Wednesday, September 12, 2007

Tropic of Cancer by Henry Miller

Tropic of Cancer was written a couple of decades before the Beat movement really took off, but it has the same sort of style: rambling, extemporaneous, structureless, but also brightly descriptive and philosophical. Indeed, much like On the Road, Tropic of Cancer deals with a real-life period in the life of its author Henry Miller, and its characters are pseudonymed versions of real people. Specifically, it deals with Miller's time as an expatriate in Paris, trying to get by with no money and no job.

Like On the Road, it can be extremely boring: there is no plot to speak of, no beginning, middle, or end, and what passes as action doesn't really serve to entice the reader.
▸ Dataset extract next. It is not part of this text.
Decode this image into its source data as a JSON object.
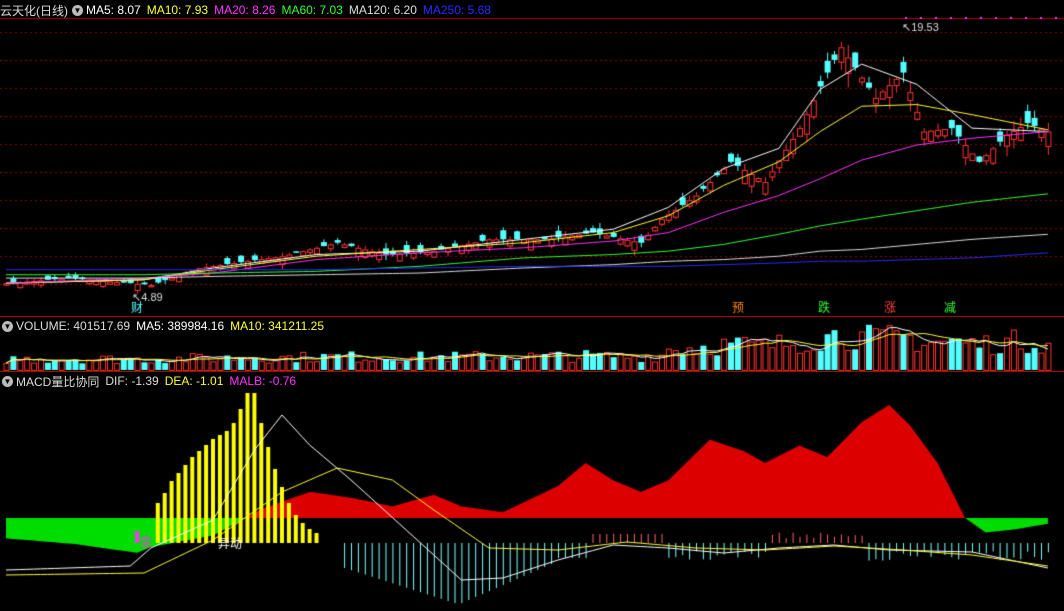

Unlike On the Road, the prose can be haunting and gorgeous, and make you forget that the book you're reading is basically going nowhere. Sometimes it's enough to get lost in Miller's style, but most of the time this book is just frustrating. I am especially tired of this kind of book, I think, and would like to read something with a more substantial plot. Maybe a murder mystery.

3 comments:

Carlton said...

Hardy Boys Casefile #53: Web of Horror is pretty good.

Kelly said...

It's got some nudity on the cover... points for that right??

Gayle said...

personally, i think you are missing the entire point of the book. Miller specifically says in the beginning that this is not a normal book. it is a "gob of spit in the face of art" . you need to realize that the point is not to have a plot it is to exercise the ability to write what you want. in that sense, this book is a masterpiece.